A conclusione della motivazione, i Giudici di Piazza Cavour ricordano, però, che la notevole differenza operativa sussistente tra la disciplina propria dei riti semplificati di cui al D.Lgs. n. 150/2011 e quella riguardante le controversie locatizie del Codice di procedura civile è stata ripetutamente sottoposta al vaglio della Corte Costituzionale.

In proposito, il Giudice delle leggi, pur ritenendo non manifestamente irragionevole la regola codicistica e conseguentemente dichiarando inammissibile la questione di legittimità costituzionale dell’art. 426 c.p.c. in riferimento agli artt. 3, 24 e 111 della Costituzione, ha evidenziato come la riformulazione del meccanismo di conversione del rito sub art. 426 c.p.c., , “riflette, appunto, una valutazione di opportunità, e di maggior coerenza di sistema, di una sanatoria piena, e non dimidiata, dell’atto irrituale, per raggiungimento dello scopo” (cfr. Corte Costituzionale, 2/3/2018, n. 45).

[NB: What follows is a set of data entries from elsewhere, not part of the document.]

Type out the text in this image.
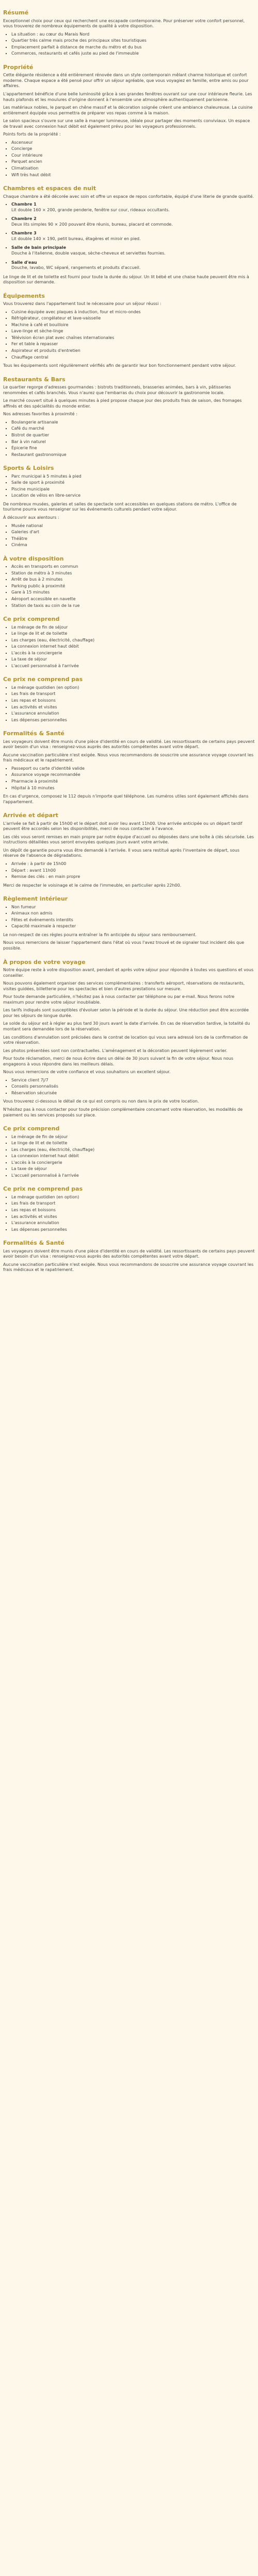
Résumé

Exceptionnel choix pour ceux qui recherchent une escapade contemporaine. Pour préserver votre confort personnel, vous trouverez de nombreux équipements de qualité à votre disposition.

▪ La situation : au cœur du Marais Nord
▪ Quartier très calme mais proche des principaux sites touristiques
▪ Emplacement parfait à distance de marche du métro et du bus
▪ Commerces, restaurants et cafés juste au pied de l'immeuble
Propriété

Cette élégante résidence a été entièrement rénovée dans un style contemporain mêlant charme historique et confort moderne. Chaque espace a été pensé pour offrir un séjour agréable, que vous voyagiez en famille, entre amis ou pour affaires.

L'appartement bénéficie d'une belle luminosité grâce à ses grandes fenêtres ouvrant sur une cour intérieure fleurie. Les hauts plafonds et les moulures d'origine donnent à l'ensemble une atmosphère authentiquement parisienne.

Les matériaux nobles, le parquet en chêne massif et la décoration soignée créent une ambiance chaleureuse. La cuisine entièrement équipée vous permettra de préparer vos repas comme à la maison.

Le salon spacieux s'ouvre sur une salle à manger lumineuse, idéale pour partager des moments conviviaux. Un espace de travail avec connexion haut débit est également prévu pour les voyageurs professionnels.

Points forts de la propriété :

▪ Ascenseur
▪ Concierge
▪ Cour intérieure
▪ Parquet ancien
▪ Climatisation
▪ Wifi très haut débit
Chambres et espaces de nuit

Chaque chambre a été décorée avec soin et offre un espace de repos confortable, équipé d'une literie de grande qualité.

▪ Chambre 1
Lit double 160 × 200, grande penderie, fenêtre sur cour, rideaux occultants.
▪ Chambre 2
Deux lits simples 90 × 200 pouvant être réunis, bureau, placard et commode.
▪ Chambre 3
Lit double 140 × 190, petit bureau, étagères et miroir en pied.
▪ Salle de bain principale
Douche à l'italienne, double vasque, sèche-cheveux et serviettes fournies.
▪ Salle d'eau
Douche, lavabo, WC séparé, rangements et produits d'accueil.

Le linge de lit et de toilette est fourni pour toute la durée du séjour. Un lit bébé et une chaise haute peuvent être mis à disposition sur demande.

Équipements

Vous trouverez dans l'appartement tout le nécessaire pour un séjour réussi :

▪ Cuisine équipée avec plaques à induction, four et micro-ondes
▪ Réfrigérateur, congélateur et lave-vaisselle
▪ Machine à café et bouilloire
▪ Lave-linge et sèche-linge
▪ Télévision écran plat avec chaînes internationales
▪ Fer et table à repasser
▪ Aspirateur et produits d'entretien
▪ Chauffage central

Tous les équipements sont régulièrement vérifiés afin de garantir leur bon fonctionnement pendant votre séjour.

Restaurants & Bars

Le quartier regorge d'adresses gourmandes : bistrots traditionnels, brasseries animées, bars à vin, pâtisseries renommées et cafés branchés. Vous n'aurez que l'embarras du choix pour découvrir la gastronomie locale.

Le marché couvert situé à quelques minutes à pied propose chaque jour des produits frais de saison, des fromages affinés et des spécialités du monde entier.

Nos adresses favorites à proximité :

▪ Boulangerie artisanale
▪ Café du marché
▪ Bistrot de quartier
▪ Bar à vin naturel
▪ Épicerie fine
▪ Restaurant gastronomique
Sports & Loisirs
▪ Parc municipal à 5 minutes à pied
▪ Salle de sport à proximité
▪ Piscine municipale
▪ Location de vélos en libre-service

De nombreux musées, galeries et salles de spectacle sont accessibles en quelques stations de métro. L'office de tourisme pourra vous renseigner sur les événements culturels pendant votre séjour.

À découvrir aux alentours :

▪ Musée national
▪ Galeries d'art
▪ Théâtre
▪ Cinéma
À votre disposition
▪ Accès en transports en commun
▪ Station de métro à 3 minutes
▪ Arrêt de bus à 2 minutes
▪ Parking public à proximité
▪ Gare à 15 minutes
▪ Aéroport accessible en navette
▪ Station de taxis au coin de la rue
Ce prix comprend
▪ Le ménage de fin de séjour
▪ Le linge de lit et de toilette
▪ Les charges (eau, électricité, chauffage)
▪ La connexion internet haut débit
▪ L'accès à la conciergerie
▪ La taxe de séjour
▪ L'accueil personnalisé à l'arrivée
Ce prix ne comprend pas
▪ Le ménage quotidien (en option)
▪ Les frais de transport
▪ Les repas et boissons
▪ Les activités et visites
▪ L'assurance annulation
▪ Les dépenses personnelles
Formalités & Santé

Les voyageurs doivent être munis d'une pièce d'identité en cours de validité. Les ressortissants de certains pays peuvent avoir besoin d'un visa : renseignez-vous auprès des autorités compétentes avant votre départ.

Aucune vaccination particulière n'est exigée. Nous vous recommandons de souscrire une assurance voyage couvrant les frais médicaux et le rapatriement.

▪ Passeport ou carte d'identité valide
▪ Assurance voyage recommandée
▪ Pharmacie à proximité
▪ Hôpital à 10 minutes

En cas d'urgence, composez le 112 depuis n'importe quel téléphone. Les numéros utiles sont également affichés dans l'appartement.

Arrivée et départ

L'arrivée se fait à partir de 15h00 et le départ doit avoir lieu avant 11h00. Une arrivée anticipée ou un départ tardif peuvent être accordés selon les disponibilités, merci de nous contacter à l'avance.

Les clés vous seront remises en main propre par notre équipe d'accueil ou déposées dans une boîte à clés sécurisée. Les instructions détaillées vous seront envoyées quelques jours avant votre arrivée.

Un dépôt de garantie pourra vous être demandé à l'arrivée. Il vous sera restitué après l'inventaire de départ, sous réserve de l'absence de dégradations.

▪ Arrivée : à partir de 15h00
▪ Départ : avant 11h00
▪ Remise des clés : en main propre

Merci de respecter le voisinage et le calme de l'immeuble, en particulier après 22h00.

Règlement intérieur
▪ Non fumeur
▪ Animaux non admis
▪ Fêtes et événements interdits
▪ Capacité maximale à respecter

Le non-respect de ces règles pourra entraîner la fin anticipée du séjour sans remboursement.

Nous vous remercions de laisser l'appartement dans l'état où vous l'avez trouvé et de signaler tout incident dès que possible.

À propos de votre voyage

Notre équipe reste à votre disposition avant, pendant et après votre séjour pour répondre à toutes vos questions et vous conseiller.

Nous pouvons également organiser des services complémentaires : transferts aéroport, réservations de restaurants, visites guidées, billetterie pour les spectacles et bien d'autres prestations sur mesure.

Pour toute demande particulière, n'hésitez pas à nous contacter par téléphone ou par e-mail. Nous ferons notre maximum pour rendre votre séjour inoubliable.

Les tarifs indiqués sont susceptibles d'évoluer selon la période et la durée du séjour. Une réduction peut être accordée pour les séjours de longue durée.

Le solde du séjour est à régler au plus tard 30 jours avant la date d'arrivée. En cas de réservation tardive, la totalité du montant sera demandée lors de la réservation.

Les conditions d'annulation sont précisées dans le contrat de location qui vous sera adressé lors de la confirmation de votre réservation.

Les photos présentées sont non contractuelles. L'aménagement et la décoration peuvent légèrement varier.

Pour toute réclamation, merci de nous écrire dans un délai de 30 jours suivant la fin de votre séjour. Nous nous engageons à vous répondre dans les meilleurs délais.

Nous vous remercions de votre confiance et vous souhaitons un excellent séjour.

▪ Service client 7j/7
▪ Conseils personnalisés
▪ Réservation sécurisée

Vous trouverez ci-dessous le détail de ce qui est compris ou non dans le prix de votre location.

N'hésitez pas à nous contacter pour toute précision complémentaire concernant votre réservation, les modalités de paiement ou les services proposés sur place.

Ce prix comprend
▪ Le ménage de fin de séjour
▪ Le linge de lit et de toilette
▪ Les charges (eau, électricité, chauffage)
▪ La connexion internet haut débit
▪ L'accès à la conciergerie
▪ La taxe de séjour
▪ L'accueil personnalisé à l'arrivée
Ce prix ne comprend pas
▪ Le ménage quotidien (en option)
▪ Les frais de transport
▪ Les repas et boissons
▪ Les activités et visites
▪ L'assurance annulation
▪ Les dépenses personnelles
Formalités & Santé

Les voyageurs doivent être munis d'une pièce d'identité en cours de validité. Les ressortissants de certains pays peuvent avoir besoin d'un visa : renseignez-vous auprès des autorités compétentes avant votre départ.

Aucune vaccination particulière n'est exigée. Nous vous recommandons de souscrire une assurance voyage couvrant les frais médicaux et le rapatriement.
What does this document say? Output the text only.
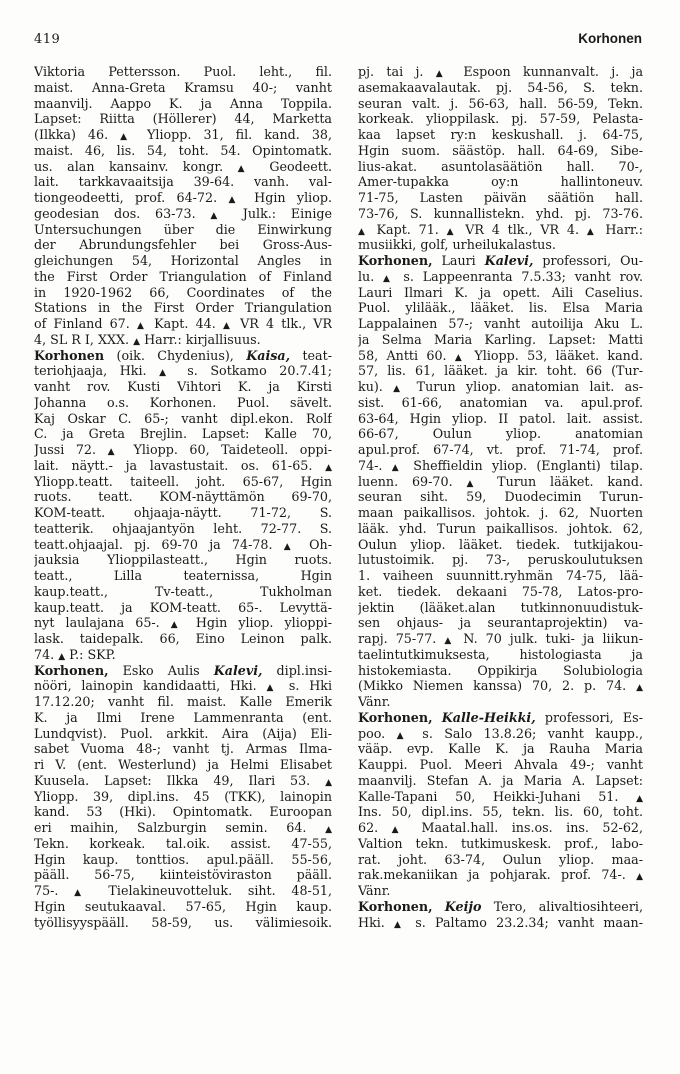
419	Korhonen
Viktoria Pettersson. Puol. leht., fil.
maist. Anna-Greta Kramsu 40-; vanht
maanvilj. Aappo K. ja Anna Toppila.
Lapset: Riitta (Höllerer) 44, Marketta
(Ilkka) 46. ▲ Yliopp. 31, fil. kand. 38,
maist. 46, lis. 54, toht. 54. Opintomatk.
us. alan kansainv. kongr. ▲ Geodeett.
lait. tarkkavaaitsija 39-64. vanh. val-
tiongeodeetti, prof. 64-72. ▲ Hgin yliop.
geodesian dos. 63-73. ▲ Julk.: Einige
Untersuchungen über die Einwirkung
der Abrundungsfehler bei Gross-Aus-
gleichungen 54, Horizontal Angles in
the First Order Triangulation of Finland
in 1920-1962 66, Coordinates of the
Stations in the First Order Triangulation
of Finland 67. ▲ Kapt. 44. ▲ VR 4 tlk., VR
4, SL R I, XXX. ▲ Harr.: kirjallisuus.
Korhonen (oik. Chydenius), Kaisa, teat-
teriohjaaja, Hki. ▲ s. Sotkamo 20.7.41;
vanht rov. Kusti Vihtori K. ja Kirsti
Johanna o.s. Korhonen. Puol. sävelt.
Kaj Oskar C. 65-; vanht dipl.ekon. Rolf
C. ja Greta Brejlin. Lapset: Kalle 70,
Jussi 72. ▲ Yliopp. 60, Taideteoll. oppi-
lait. näytt.- ja lavastustait. os. 61-65. ▲
Yliopp.teatt. taiteell. joht. 65-67, Hgin
ruots. teatt. KOM-näyttämön 69-70,
KOM-teatt. ohjaaja-näytt. 71-72, S.
teatterik. ohjaajantyön leht. 72-77. S.
teatt.ohjaajal. pj. 69-70 ja 74-78. ▲ Oh-
jauksia Ylioppilasteatt., Hgin ruots.
teatt., Lilla teaternissa, Hgin
kaup.teatt., Tv-teatt., Tukholman
kaup.teatt. ja KOM-teatt. 65-. Levyttä-
nyt laulajana 65-. ▲ Hgin yliop. ylioppi-
lask. taidepalk. 66, Eino Leinon palk.
74. ▲ P.: SKP.
Korhonen, Esko Aulis Kalevi, dipl.insi-
nööri, lainopin kandidaatti, Hki. ▲ s. Hki
17.12.20; vanht fil. maist. Kalle Emerik
K. ja Ilmi Irene Lammenranta (ent.
Lundqvist). Puol. arkkit. Aira (Aija) Eli-
sabet Vuoma 48-; vanht tj. Armas Ilma-
ri V. (ent. Westerlund) ja Helmi Elisabet
Kuusela. Lapset: Ilkka 49, Ilari 53. ▲
Yliopp. 39, dipl.ins. 45 (TKK), lainopin
kand. 53 (Hki). Opintomatk. Euroopan
eri maihin, Salzburgin semin. 64. ▲
Tekn. korkeak. tal.oik. assist. 47-55,
Hgin kaup. tonttios. apul.pääll. 55-56,
pääll. 56-75, kiinteistöviraston pääll.
75-. ▲ Tielakineuvotteluk. siht. 48-51,
Hgin seutukaaval. 57-65, Hgin kaup.
työllisyyspääll. 58-59, us. välimiesoik.
pj. tai j. ▲ Espoon kunnanvalt. j. ja
asemakaavalautak. pj. 54-56, S. tekn.
seuran valt. j. 56-63, hall. 56-59, Tekn.
korkeak. ylioppilask. pj. 57-59, Pelasta-
kaa lapset ry:n keskushall. j. 64-75,
Hgin suom. säästöp. hall. 64-69, Sibe-
lius-akat. asuntolasäätiön hall. 70-,
Amer-tupakka oy:n hallintoneuv.
71-75, Lasten päivän säätiön hall.
73-76, S. kunnallistekn. yhd. pj. 73-76.
▲ Kapt. 71. ▲ VR 4 tlk., VR 4. ▲ Harr.:
musiikki, golf, urheilukalastus.
Korhonen, Lauri Kalevi, professori, Ou-
lu. ▲ s. Lappeenranta 7.5.33; vanht rov.
Lauri Ilmari K. ja opett. Aili Caselius.
Puol. ylilääk., lääket. lis. Elsa Maria
Lappalainen 57-; vanht autoilija Aku L.
ja Selma Maria Karling. Lapset: Matti
58, Antti 60. ▲ Yliopp. 53, lääket. kand.
57, lis. 61, lääket. ja kir. toht. 66 (Tur-
ku). ▲ Turun yliop. anatomian lait. as-
sist. 61-66, anatomian va. apul.prof.
63-64, Hgin yliop. II patol. lait. assist.
66-67, Oulun yliop. anatomian
apul.prof. 67-74, vt. prof. 71-74, prof.
74-. ▲ Sheffieldin yliop. (Englanti) tilap.
luenn. 69-70. ▲ Turun lääket. kand.
seuran siht. 59, Duodecimin Turun-
maan paikallisos. johtok. j. 62, Nuorten
lääk. yhd. Turun paikallisos. johtok. 62,
Oulun yliop. lääket. tiedek. tutkijakou-
lutustoimik. pj. 73-, peruskoulutuksen
1. vaiheen suunnitt.ryhmän 74-75, lää-
ket. tiedek. dekaani 75-78, Latos-pro-
jektin (lääket.alan tutkinnonuudistuk-
sen ohjaus- ja seurantaprojektin) va-
rapj. 75-77. ▲ N. 70 julk. tuki- ja liikun-
taelintutkimuksesta, histologiasta ja
histokemiasta. Oppikirja Solubiologia
(Mikko Niemen kanssa) 70, 2. p. 74. ▲
Vänr.
Korhonen, Kalle-Heikki, professori, Es-
poo. ▲ s. Salo 13.8.26; vanht kaupp.,
vääp. evp. Kalle K. ja Rauha Maria
Kauppi. Puol. Meeri Ahvala 49-; vanht
maanvilj. Stefan A. ja Maria A. Lapset:
Kalle-Tapani 50, Heikki-Juhani 51. ▲
Ins. 50, dipl.ins. 55, tekn. lis. 60, toht.
62. ▲ Maatal.hall. ins.os. ins. 52-62,
Valtion tekn. tutkimuskesk. prof., labo-
rat. joht. 63-74, Oulun yliop. maa-
rak.mekaniikan ja pohjarak. prof. 74-. ▲
Vänr.
Korhonen, Keijo Tero, alivaltiosihteeri,
Hki. ▲ s. Paltamo 23.2.34; vanht maan-
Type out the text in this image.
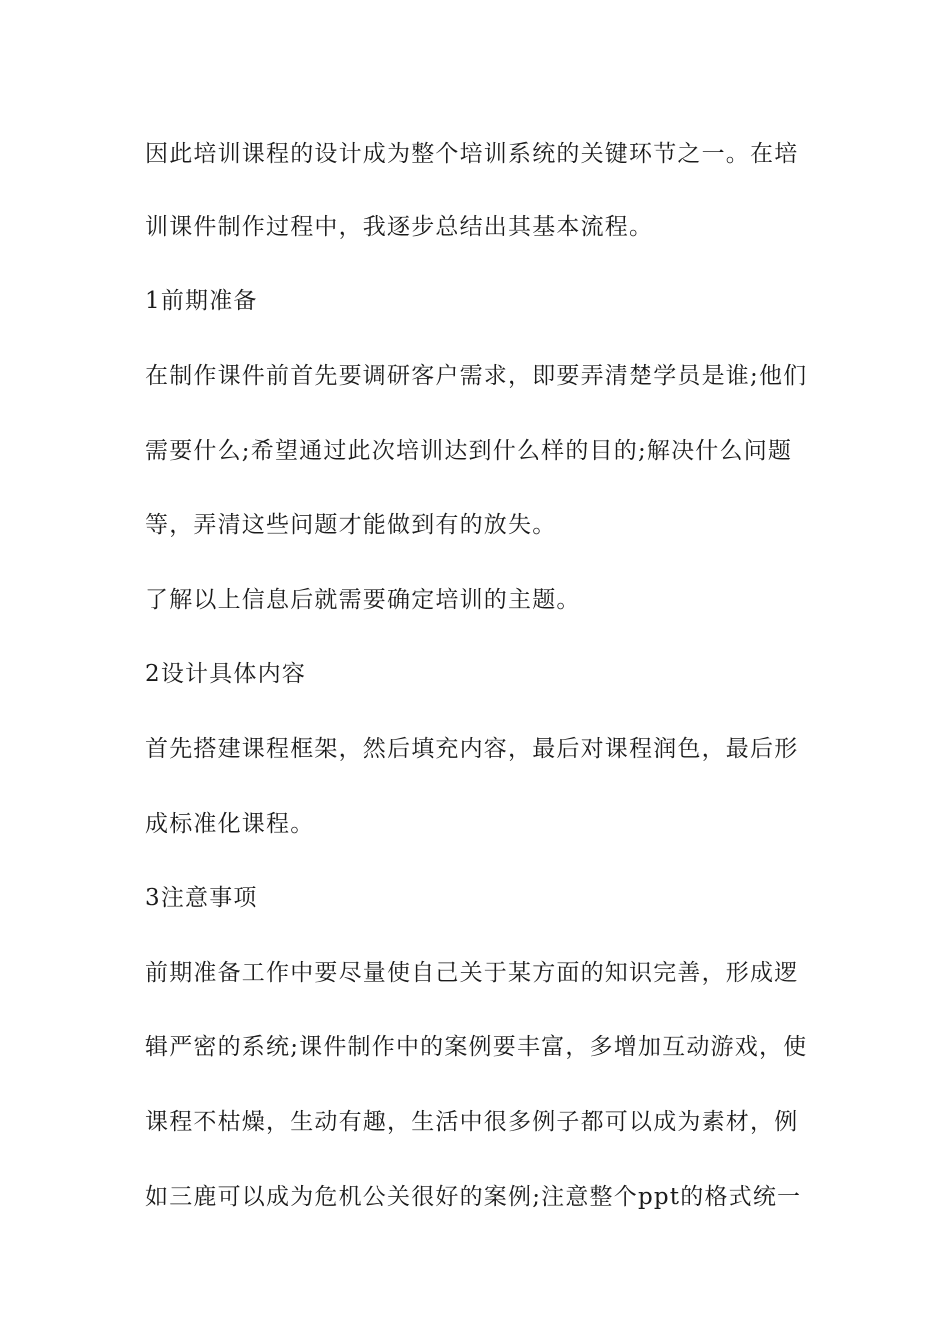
因此培训课程的设计成为整个培训系统的关键环节之一。在培
训课件制作过程中，我逐步总结出其基本流程。
1前期准备
在制作课件前首先要调研客户需求，即要弄清楚学员是谁;他们
需要什么;希望通过此次培训达到什么样的目的;解决什么问题
等，弄清这些问题才能做到有的放失。
了解以上信息后就需要确定培训的主题。
2设计具体内容
首先搭建课程框架，然后填充内容，最后对课程润色，最后形
成标准化课程。
3注意事项
前期准备工作中要尽量使自己关于某方面的知识完善，形成逻
辑严密的系统;课件制作中的案例要丰富，多增加互动游戏，使
课程不枯燥，生动有趣，生活中很多例子都可以成为素材，例
如三鹿可以成为危机公关很好的案例;注意整个ppt的格式统一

Anche le Sezioni Unite fanno eco all’auspicio espresso dalla Consulta, ribadendo che “Si è dinanzi…all’esigenza di pervenire alla modifica di regole processuali”, modifica che, tuttavia, è riservata alla discrezionalità del legislatore.

Insomma, gli Ermellini lasciano intendere di aver dato continuità all’orientamento interpretativo consolidato in tema di effetti del combinato disposto degli artt. 426 e 156, comma 3, c.p.c. in ragione dei limiti cui è sottoposto il potere giurisdizionale stesso.

Ci si augura, pertanto, che il monito del Supremo Collegio venga ascoltato dal Parlamento, onde addivenire all’uniformazione dei meccanismi di conversione del rito ed alla semplificazione dell’accesso alla tutela giurisdizionale.